Ich will das nicht bewerten, ich bin ja Kunsthistoriker und mit Blick auf die Geschichte kann ich nur sagen: Gucken Sie doch mal in die so genannten goldenen 20er Jahre. Die aus Sicht der Wirtschaftsgeschichte übrigens gar nicht golden waren, sondern den meisten Menschen ging es richtig mies.

Wasserwelle trotz Wirtschaftskrise

Im Ausgang des ersten Weltkriegs wütete auch noch die spanische Grippe. Die Leute hatten große Probleme und trotzdem haben sie gefeiert. Alles, was wir heute über die Wasserwelle und den Bubikopf wissen, stammt aus den 20er Jahren. Und damals waren die Probleme viel größer als heute.
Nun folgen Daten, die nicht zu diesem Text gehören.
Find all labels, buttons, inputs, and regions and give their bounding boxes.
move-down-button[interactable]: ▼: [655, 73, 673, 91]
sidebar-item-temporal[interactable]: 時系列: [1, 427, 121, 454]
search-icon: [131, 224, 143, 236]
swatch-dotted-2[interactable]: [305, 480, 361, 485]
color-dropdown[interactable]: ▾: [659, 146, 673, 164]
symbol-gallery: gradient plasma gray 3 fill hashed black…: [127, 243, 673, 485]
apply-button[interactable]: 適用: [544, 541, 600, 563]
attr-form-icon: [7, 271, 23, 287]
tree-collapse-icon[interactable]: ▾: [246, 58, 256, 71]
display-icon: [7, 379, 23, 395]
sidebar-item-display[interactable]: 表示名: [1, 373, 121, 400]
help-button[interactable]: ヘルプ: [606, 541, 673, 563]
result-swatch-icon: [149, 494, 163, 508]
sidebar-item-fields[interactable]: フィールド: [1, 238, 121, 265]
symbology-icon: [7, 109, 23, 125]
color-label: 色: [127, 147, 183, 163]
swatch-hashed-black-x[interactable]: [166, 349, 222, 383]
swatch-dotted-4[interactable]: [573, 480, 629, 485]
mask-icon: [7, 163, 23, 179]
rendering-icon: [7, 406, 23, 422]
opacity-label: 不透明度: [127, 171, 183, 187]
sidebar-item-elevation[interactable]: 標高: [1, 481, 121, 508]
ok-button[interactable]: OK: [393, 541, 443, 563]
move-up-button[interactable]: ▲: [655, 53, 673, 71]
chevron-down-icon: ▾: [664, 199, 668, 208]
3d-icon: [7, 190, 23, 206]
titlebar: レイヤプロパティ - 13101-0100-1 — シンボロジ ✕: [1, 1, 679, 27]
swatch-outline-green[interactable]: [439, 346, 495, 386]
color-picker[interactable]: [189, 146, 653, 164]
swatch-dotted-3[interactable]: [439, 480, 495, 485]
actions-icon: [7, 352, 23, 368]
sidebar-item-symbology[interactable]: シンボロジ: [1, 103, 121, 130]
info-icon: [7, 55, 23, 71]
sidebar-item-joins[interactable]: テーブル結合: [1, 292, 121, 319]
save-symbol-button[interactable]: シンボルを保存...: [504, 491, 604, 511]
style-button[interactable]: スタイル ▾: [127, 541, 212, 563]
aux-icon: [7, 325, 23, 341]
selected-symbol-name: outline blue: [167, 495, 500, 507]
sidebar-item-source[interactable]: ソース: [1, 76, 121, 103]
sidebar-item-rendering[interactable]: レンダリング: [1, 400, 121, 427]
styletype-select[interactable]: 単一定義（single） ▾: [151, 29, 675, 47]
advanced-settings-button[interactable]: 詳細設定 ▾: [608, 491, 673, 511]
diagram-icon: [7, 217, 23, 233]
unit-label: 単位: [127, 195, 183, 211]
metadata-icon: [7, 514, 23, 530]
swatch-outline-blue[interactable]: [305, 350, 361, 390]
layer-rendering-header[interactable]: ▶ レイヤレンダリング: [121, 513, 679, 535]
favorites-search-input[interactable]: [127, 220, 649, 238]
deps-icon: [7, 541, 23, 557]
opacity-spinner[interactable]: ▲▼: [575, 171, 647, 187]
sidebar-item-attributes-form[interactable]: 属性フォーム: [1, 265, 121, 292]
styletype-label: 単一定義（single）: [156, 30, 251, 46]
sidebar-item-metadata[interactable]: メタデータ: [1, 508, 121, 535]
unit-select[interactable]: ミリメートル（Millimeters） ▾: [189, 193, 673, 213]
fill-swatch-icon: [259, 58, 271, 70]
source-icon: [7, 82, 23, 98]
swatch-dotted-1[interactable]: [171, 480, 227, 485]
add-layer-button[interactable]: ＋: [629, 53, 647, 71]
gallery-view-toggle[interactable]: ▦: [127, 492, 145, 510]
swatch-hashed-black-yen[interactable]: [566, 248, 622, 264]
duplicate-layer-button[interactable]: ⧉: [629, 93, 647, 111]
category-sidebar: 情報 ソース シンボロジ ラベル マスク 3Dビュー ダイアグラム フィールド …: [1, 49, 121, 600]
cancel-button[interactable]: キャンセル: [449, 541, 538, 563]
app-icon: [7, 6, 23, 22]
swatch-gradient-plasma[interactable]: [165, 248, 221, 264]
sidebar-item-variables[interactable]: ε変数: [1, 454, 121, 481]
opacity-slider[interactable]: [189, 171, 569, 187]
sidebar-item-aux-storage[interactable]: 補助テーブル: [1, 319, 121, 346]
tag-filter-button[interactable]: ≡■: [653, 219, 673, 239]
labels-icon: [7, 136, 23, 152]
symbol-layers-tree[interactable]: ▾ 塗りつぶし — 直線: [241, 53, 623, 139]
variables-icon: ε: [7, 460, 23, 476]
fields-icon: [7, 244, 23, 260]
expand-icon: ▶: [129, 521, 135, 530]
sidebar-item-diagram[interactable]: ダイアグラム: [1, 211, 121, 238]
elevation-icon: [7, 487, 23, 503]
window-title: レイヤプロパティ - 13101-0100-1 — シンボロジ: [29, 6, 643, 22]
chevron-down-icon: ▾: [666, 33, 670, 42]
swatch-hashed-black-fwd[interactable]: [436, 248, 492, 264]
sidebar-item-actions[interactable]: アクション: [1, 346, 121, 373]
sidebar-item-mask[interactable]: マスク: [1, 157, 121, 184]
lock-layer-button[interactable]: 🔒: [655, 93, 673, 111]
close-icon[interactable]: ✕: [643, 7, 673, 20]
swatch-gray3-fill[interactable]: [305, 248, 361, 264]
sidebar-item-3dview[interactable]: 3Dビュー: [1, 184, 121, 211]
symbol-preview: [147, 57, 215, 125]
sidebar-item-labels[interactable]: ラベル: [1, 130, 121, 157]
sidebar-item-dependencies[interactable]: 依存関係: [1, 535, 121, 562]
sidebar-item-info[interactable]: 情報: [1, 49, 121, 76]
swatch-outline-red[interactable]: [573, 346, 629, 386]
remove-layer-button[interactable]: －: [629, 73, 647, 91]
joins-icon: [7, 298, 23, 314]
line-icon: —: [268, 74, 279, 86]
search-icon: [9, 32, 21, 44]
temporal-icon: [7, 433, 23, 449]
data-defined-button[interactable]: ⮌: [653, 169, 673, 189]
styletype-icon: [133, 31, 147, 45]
Vielen Menschen stand das Wasser bis zum Hals. Und die Übersterblichkeit war teilweise viel höher als sie heute wegen Corona ist. Und gerade in diesen schlechten Zeiten wollten die Leute ja ebenfalls etwas anderes haben, woran sie sich halten konnten. Sei es Unterhaltung oder eben auch Schönheitspflege.

Zur Person

Christian Janecke ist Professor für Kunstgeschichte an der HfG Offenbach. Arbeitsschwerpunkte sind u.a: Bild-, Kultur- und Modewissenschaftliches in Bezug auf Kunst oder Gestaltung. Von 2002 bis 2005  war er Inhaber der Wella Stiftungsdozentur für Mode und Ästhetik an der TU Darmstadt.

Auch im Krieg hat Schminke eine Rolle gespielt. Man hat gerade versucht, mit geringen Mitteln trotzdem etwas zu erreichen. Dafür braucht man gar nicht notwendig einen professionellen Friseur oder gar eine Kosmetikerin. Mitunter sogar das Gegenteil. 

Wie meinen Sie das?

Ab, grob gesagt, der französischen Revolution 1789 kommt die Vorstellung auf, es gälte mit den eigenen Haaren gerade nicht eine Fassade zu zeigen, sondern sich selbst, unverstellt und authentisch zum Ausdruck zu bringen.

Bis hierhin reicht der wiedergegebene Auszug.